Busting the Beijing bustle

17 June 2014

Deep in the heart of Beijing's sprawling metropolis, JAMES WOOKEY shares his favourite places to escape the crowds. 

There’s a Chinese saying that roughly translates as “to see something once is better than to hear of it one hundred times” (bǎi wén bùrú yī jiàn).  When you’ve heard of the possibilities on offer in Beijing well over one hundred times, it makes sense to come and see first-hand whether the reality lives up to the hype.  And it does - Beijing is truly an exciting place to be. 

However, the reality is also that, at more than 21 million inhabitants, Beijing’s population is almost equal to Australia’s entire population. This makes the city a frenetic place to be.  And as more people from across China and all over the world are drawn to Beijing, it’s not getting any quieter. The streets and parks and restaurants and tourist attractions just get all the more crowded.  

When you’re craving some time-out, the good news is that it’s easy to escape the crowds.  Here are my current favourite places to get away from it all for a few hours.

Jingshan Park (Jǐngshān Gōngyuán)

When they dug the moat around the Forbidden City, they piled up all the soil to make what is now Jingshan Park.  The 45m high artificial hill is directly north of the Forbidden City, and offers unparalleled views over central Beijing.  Whilst at any given time there will be a steady stream of tourists traipsing up to the top of the hill after leaving the Forbidden City, the rest of the park is largely a tourist-free zone.  Thanks to the winding paths and abundance of trees, you can leave the traffic behind and have nothing but the birds and leaves for company. The best part?
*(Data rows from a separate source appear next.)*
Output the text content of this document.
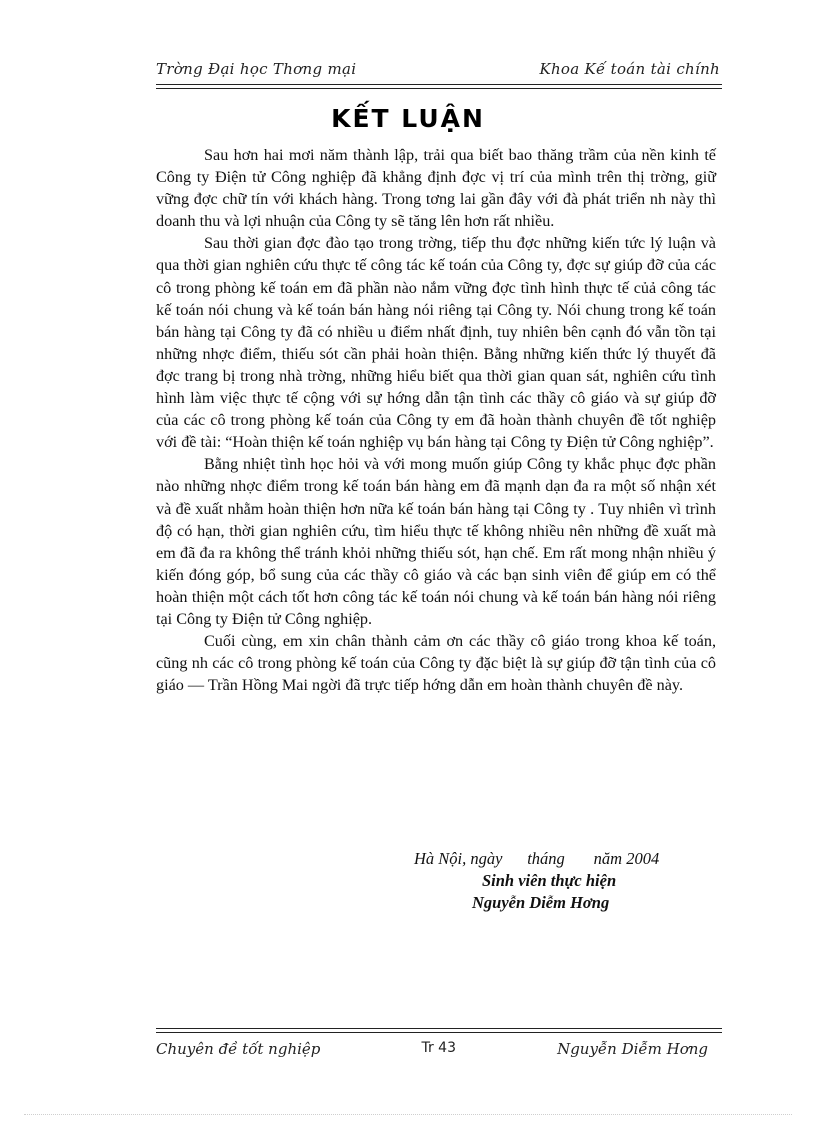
Trờng Đại học Thơng mại	Khoa Kế toán tài chính
KẾT LUẬN

Sau hơn hai mơi năm thành lập, trải qua biết bao thăng trầm của nền kinh tế Công ty Điện tử Công nghiệp đã khẳng định đợc vị trí của mình trên thị trờng, giữ vững đợc chữ tín với khách hàng. Trong tơng lai gần đây với đà phát triển nh này thì doanh thu và lợi nhuận của Công ty sẽ tăng lên hơn rất nhiều.

Sau thời gian đợc đào tạo trong trờng, tiếp thu đợc những kiến tức lý luận và qua thời gian nghiên cứu thực tế công tác kế toán của Công ty, đợc sự giúp đỡ của các cô trong phòng kế toán em đã phần nào nắm vững đợc tình hình thực tế củả công tác kế toán nói chung và kế toán bán hàng nói riêng tại Công ty. Nói chung trong kế toán bán hàng tại Công ty đã có nhiều u điểm nhất định, tuy nhiên bên cạnh đó vẫn tồn tại những nhợc điểm, thiếu sót cần phải hoàn thiện. Bằng những kiến thức lý thuyết đã đợc trang bị trong nhà trờng, những hiểu biết qua thời gian quan sát, nghiên cứu tình hình làm việc thực tế cộng với sự hớng dẫn tận tình các thầy cô giáo và sự giúp đỡ của các cô trong phòng kế toán của Công ty em đã hoàn thành chuyên đề tốt nghiệp với đề tài: “Hoàn thiện kế toán nghiệp vụ bán hàng tại Công ty Điện tử Công nghiệp”.

Bằng nhiệt tình học hỏi và với mong muốn giúp Công ty khắc phục đợc phần nào những nhợc điểm trong kế toán bán hàng em đã mạnh dạn đa ra một số nhận xét và đề xuất nhằm hoàn thiện hơn nữa kế toán bán hàng tại Công ty . Tuy nhiên vì trình độ có hạn, thời gian nghiên cứu, tìm hiểu thực tế không nhiều nên những đề xuất mà em đã đa ra không thể tránh khỏi những thiếu sót, hạn chế. Em rất mong nhận nhiều ý kiến đóng góp, bổ sung của các thầy cô giáo và các bạn sinh viên để giúp em có thể hoàn thiện một cách tốt hơn công tác kế toán nói chung và kế toán bán hàng nói riêng tại Công ty Điện tử Công nghiệp.

Cuối cùng, em xin chân thành cảm ơn các thầy cô giáo trong khoa kế toán, cũng nh các cô trong phòng kế toán của Công ty đặc biệt là sự giúp đỡ tận tình của cô giáo — Trần Hồng Mai ngời đã trực tiếp hớng dẫn em hoàn thành chuyên đề này.

Hà Nội, ngày      tháng       năm 2004
Sinh viên thực hiện
Nguyễn Diễm Hơng
Chuyên đề tốt nghiệp	Tr 43	Nguyễn Diễm Hơng
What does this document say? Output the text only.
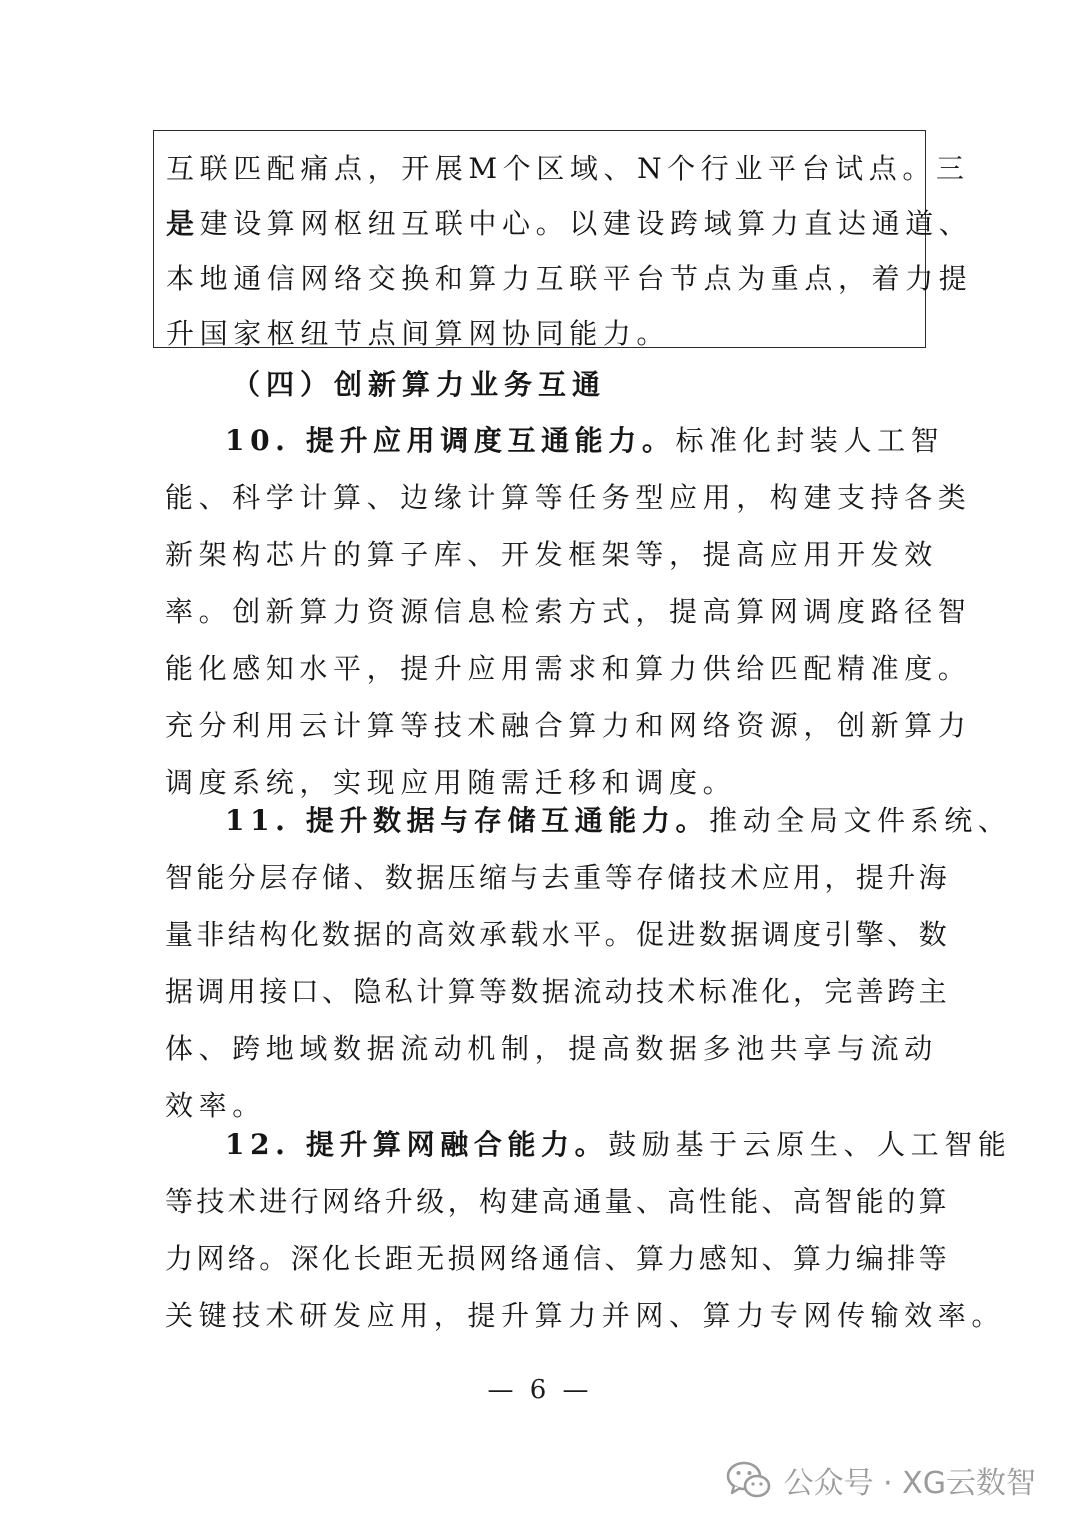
互联匹配痛点，开展M个区域、N个行业平台试点。三
是建设算网枢纽互联中心。以建设跨域算力直达通道、
本地通信网络交换和算力互联平台节点为重点，着力提
升国家枢纽节点间算网协同能力。
（四）创新算力业务互通
10. 提升应用调度互通能力。标准化封装人工智
能、科学计算、边缘计算等任务型应用，构建支持各类
新架构芯片的算子库、开发框架等，提高应用开发效
率。创新算力资源信息检索方式，提高算网调度路径智
能化感知水平，提升应用需求和算力供给匹配精准度。
充分利用云计算等技术融合算力和网络资源，创新算力
调度系统，实现应用随需迁移和调度。
11. 提升数据与存储互通能力。推动全局文件系统、
智能分层存储、数据压缩与去重等存储技术应用，提升海
量非结构化数据的高效承载水平。促进数据调度引擎、数
据调用接口、隐私计算等数据流动技术标准化，完善跨主
体、跨地域数据流动机制，提高数据多池共享与流动
效率。
12. 提升算网融合能力。鼓励基于云原生、人工智能
等技术进行网络升级，构建高通量、高性能、高智能的算
力网络。深化长距无损网络通信、算力感知、算力编排等
关键技术研发应用，提升算力并网、算力专网传输效率。
— 6 —
公众号 · XG云数智
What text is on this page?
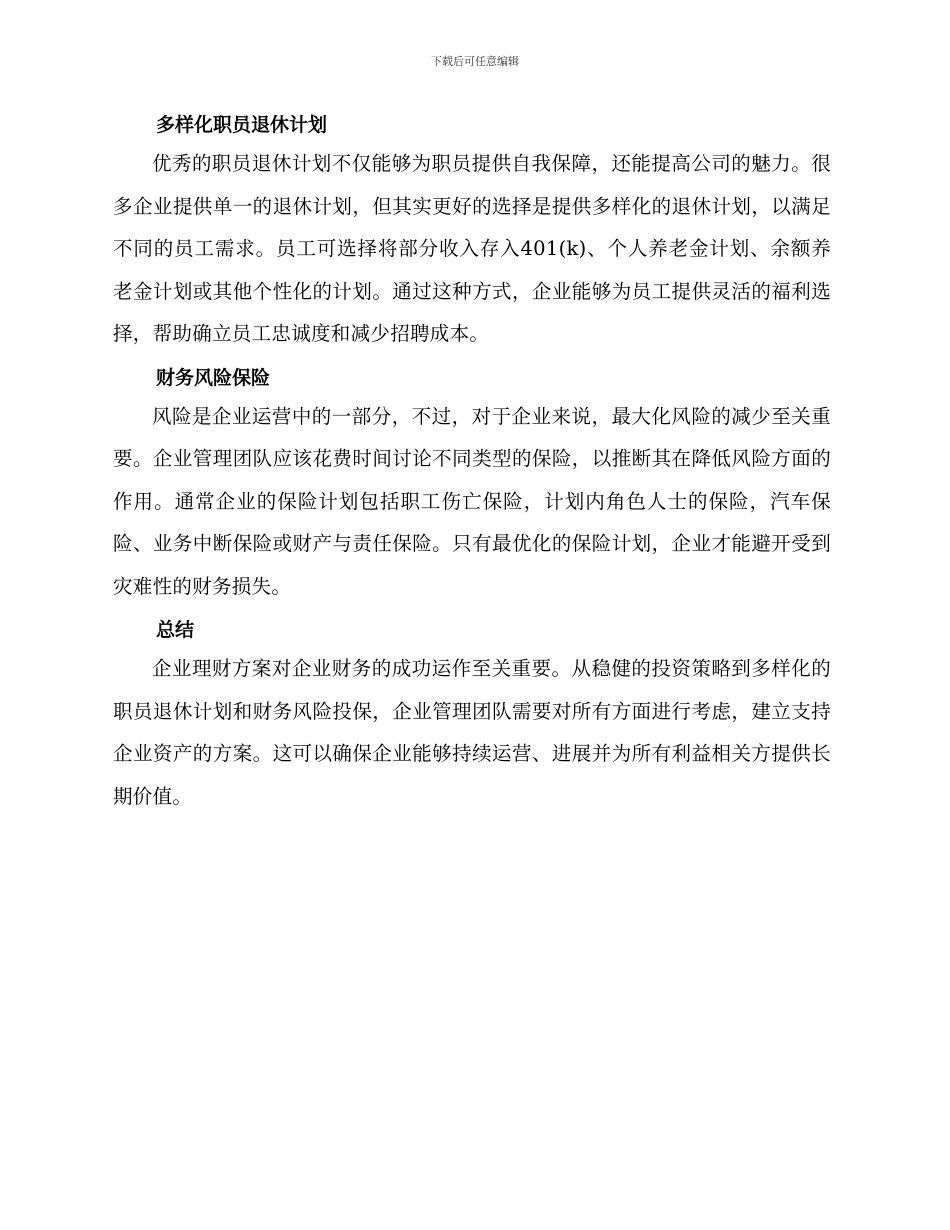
下载后可任意编辑
多样化职员退休计划

优秀的职员退休计划不仅能够为职员提供自我保障，还能提高公司的魅力。很多企业提供单一的退休计划，但其实更好的选择是提供多样化的退休计划，以满足不同的员工需求。员工可选择将部分收入存入401(k)、个人养老金计划、余额养老金计划或其他个性化的计划。通过这种方式，企业能够为员工提供灵活的福利选择，帮助确立员工忠诚度和减少招聘成本。

财务风险保险

风险是企业运营中的一部分，不过，对于企业来说，最大化风险的减少至关重要。企业管理团队应该花费时间讨论不同类型的保险，以推断其在降低风险方面的作用。通常企业的保险计划包括职工伤亡保险，计划内角色人士的保险，汽车保险、业务中断保险或财产与责任保险。只有最优化的保险计划，企业才能避开受到灾难性的财务损失。

总结

企业理财方案对企业财务的成功运作至关重要。从稳健的投资策略到多样化的职员退休计划和财务风险投保，企业管理团队需要对所有方面进行考虑，建立支持企业资产的方案。这可以确保企业能够持续运营、进展并为所有利益相关方提供长期价值。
It’s right in the centre of Beijing.

The Foreign Legation Quarter (Dōng Jiāo Mín Xiàng)

Southeast of the Forbidden City, just a stone’s throw from the throngs of tourists at Tiananmen Square, lies the Foreign Legation Quarter.  In the 19th century this small grid of streets was home to Beijing’s foreign population, and their embassies, post offices, churches and banks still stand.  In spite of its central location the streets are dead-quiet, and you can stroll down the leafy streets in almost complete peace and quiet.  The variety of European architecture is worth the detour alone, as are the old French-language street signs - a small piece of the Peking of days gone by.

Fragrant Hills Park (Xiāngshān Gōngyuán)

At the western edge of Beijing, the Fragrant Hills Park is a world apart.  The crisp, clean air makes it very popular with locals, but it’s surprisingly easy to leave the crowds behind.  You can hike for hours past the ruins of imperial villas and temples, and not encounter another soul. And best of all, on a clear day you can see all of Beijing laid out right before you.